Of that, the Governor has proposed investing:
-$141 million for the transportation department and the MBTA
-$9.1 million on youth and adults re-entering society after prison time and
-$205 million for public education
"Researchers, educators, parents, business leaders and policy makers all agree that children who have access to early education have a greater chance to succeed," the governor said.
Michael Widmer of the Mass Taxpayers Association described the budget this way: "it's a straight forward, steady as you go, no frills budget."
Widmer says he does not expect the legislature to go along with the one proposed tax increase of removing the tax exemption on candy and soda.

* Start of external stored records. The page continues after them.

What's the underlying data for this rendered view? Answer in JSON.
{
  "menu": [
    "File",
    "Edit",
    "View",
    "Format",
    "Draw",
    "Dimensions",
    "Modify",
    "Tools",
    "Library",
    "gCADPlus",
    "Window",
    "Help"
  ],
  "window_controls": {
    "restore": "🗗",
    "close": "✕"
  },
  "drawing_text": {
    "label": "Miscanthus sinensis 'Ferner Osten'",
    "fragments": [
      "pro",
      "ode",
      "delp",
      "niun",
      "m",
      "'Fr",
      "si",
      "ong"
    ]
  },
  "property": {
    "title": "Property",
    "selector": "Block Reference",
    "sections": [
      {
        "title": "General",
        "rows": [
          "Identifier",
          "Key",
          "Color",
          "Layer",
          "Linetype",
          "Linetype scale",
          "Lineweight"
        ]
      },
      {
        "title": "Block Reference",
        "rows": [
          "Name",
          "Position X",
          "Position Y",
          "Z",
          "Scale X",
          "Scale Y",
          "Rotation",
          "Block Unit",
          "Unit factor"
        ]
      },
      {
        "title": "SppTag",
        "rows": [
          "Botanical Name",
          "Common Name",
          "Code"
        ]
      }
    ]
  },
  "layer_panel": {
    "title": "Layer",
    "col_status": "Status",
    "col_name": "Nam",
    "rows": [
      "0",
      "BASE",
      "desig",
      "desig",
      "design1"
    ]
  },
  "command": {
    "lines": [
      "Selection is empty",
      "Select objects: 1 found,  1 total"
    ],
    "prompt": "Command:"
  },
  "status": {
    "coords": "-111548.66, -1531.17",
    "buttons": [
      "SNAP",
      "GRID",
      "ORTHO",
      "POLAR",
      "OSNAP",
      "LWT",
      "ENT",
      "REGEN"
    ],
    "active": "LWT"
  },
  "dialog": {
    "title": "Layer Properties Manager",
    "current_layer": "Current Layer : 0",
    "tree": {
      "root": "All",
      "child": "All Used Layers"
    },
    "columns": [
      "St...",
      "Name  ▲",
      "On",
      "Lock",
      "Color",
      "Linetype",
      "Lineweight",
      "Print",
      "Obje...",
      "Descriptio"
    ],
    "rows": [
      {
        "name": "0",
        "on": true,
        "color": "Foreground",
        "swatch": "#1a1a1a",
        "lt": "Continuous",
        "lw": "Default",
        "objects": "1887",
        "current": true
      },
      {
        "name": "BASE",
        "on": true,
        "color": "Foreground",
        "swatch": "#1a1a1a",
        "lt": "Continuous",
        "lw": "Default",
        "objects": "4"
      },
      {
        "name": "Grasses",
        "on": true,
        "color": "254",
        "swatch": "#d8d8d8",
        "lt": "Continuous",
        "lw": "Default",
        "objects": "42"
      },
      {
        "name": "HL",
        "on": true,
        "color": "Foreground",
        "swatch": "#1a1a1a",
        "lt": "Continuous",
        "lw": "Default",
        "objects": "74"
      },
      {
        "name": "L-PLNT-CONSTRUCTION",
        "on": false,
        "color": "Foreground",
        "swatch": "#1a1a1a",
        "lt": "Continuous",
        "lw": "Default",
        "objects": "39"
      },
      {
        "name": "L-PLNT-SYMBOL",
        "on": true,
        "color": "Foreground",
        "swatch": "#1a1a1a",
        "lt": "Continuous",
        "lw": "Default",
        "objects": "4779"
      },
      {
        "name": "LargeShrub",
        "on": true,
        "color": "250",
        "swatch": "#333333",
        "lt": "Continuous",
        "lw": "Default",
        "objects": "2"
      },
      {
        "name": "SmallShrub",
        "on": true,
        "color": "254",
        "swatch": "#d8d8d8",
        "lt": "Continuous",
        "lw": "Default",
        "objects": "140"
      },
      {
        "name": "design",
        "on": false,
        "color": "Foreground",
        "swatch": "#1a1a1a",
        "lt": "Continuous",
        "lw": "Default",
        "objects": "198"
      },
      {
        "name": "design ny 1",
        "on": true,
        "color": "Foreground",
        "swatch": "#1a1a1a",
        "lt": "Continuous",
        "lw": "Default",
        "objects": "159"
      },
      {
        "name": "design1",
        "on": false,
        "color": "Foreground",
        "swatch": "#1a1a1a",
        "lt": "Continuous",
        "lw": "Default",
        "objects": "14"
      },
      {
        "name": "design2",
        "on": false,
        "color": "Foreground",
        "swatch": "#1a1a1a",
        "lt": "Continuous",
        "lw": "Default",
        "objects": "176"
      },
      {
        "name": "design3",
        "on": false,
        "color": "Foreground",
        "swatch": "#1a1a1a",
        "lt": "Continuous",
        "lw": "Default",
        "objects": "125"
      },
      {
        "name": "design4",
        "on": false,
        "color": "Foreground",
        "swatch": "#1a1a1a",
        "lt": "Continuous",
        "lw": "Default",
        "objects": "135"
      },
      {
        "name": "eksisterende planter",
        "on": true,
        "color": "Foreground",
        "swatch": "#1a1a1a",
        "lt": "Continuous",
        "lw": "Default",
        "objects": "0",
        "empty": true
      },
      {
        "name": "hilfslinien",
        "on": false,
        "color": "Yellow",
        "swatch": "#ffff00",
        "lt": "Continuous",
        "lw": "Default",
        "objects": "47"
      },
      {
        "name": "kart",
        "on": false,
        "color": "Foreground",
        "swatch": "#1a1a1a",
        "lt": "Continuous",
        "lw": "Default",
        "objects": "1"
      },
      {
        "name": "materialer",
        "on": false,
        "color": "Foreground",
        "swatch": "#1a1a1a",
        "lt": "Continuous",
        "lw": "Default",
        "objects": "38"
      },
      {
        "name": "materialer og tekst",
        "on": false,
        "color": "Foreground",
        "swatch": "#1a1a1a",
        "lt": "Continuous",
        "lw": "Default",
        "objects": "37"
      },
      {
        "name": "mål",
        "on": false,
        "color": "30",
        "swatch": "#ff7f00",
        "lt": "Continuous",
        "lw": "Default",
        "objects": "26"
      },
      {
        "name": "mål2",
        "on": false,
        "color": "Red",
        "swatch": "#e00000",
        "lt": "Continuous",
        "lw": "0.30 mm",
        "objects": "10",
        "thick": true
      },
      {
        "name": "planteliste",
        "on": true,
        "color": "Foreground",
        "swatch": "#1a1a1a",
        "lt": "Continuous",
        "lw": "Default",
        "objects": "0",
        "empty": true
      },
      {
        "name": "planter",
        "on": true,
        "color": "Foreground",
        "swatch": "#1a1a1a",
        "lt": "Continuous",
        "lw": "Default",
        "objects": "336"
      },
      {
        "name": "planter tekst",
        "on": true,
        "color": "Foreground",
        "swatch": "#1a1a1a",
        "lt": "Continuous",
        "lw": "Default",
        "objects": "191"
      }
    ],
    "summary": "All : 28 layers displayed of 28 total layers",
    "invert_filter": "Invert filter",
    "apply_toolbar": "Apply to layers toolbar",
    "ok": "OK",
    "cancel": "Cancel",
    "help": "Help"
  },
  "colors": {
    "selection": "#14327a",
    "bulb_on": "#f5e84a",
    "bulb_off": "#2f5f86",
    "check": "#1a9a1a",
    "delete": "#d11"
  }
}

As for aid to cities and Cities and towns, the governor’s plan calls for level funding, which Geoff Beckwith of the Massachusetts Municipal Association calls disappointing, adding, "By level funding local aid, it means that cities and towns have to struggle mightily and increase their reliance on the property tax just to hold in place when we need to be making those types of investments to move forward."
Beckwith hopes the legislature provides the boost that the Governor's plan does not.
The Governor's Budget now goes on to the House Ways and Means Committee where there are sure to be changes.
"They'll put their own stamp on it but I think we're going to see sort of a vanilla budget process this year," Widmer said.
In addition, Governor Patrick has rescheduled his State of the Commonwealth address to Tuesday, Jan. 28 at 7:00 p.m.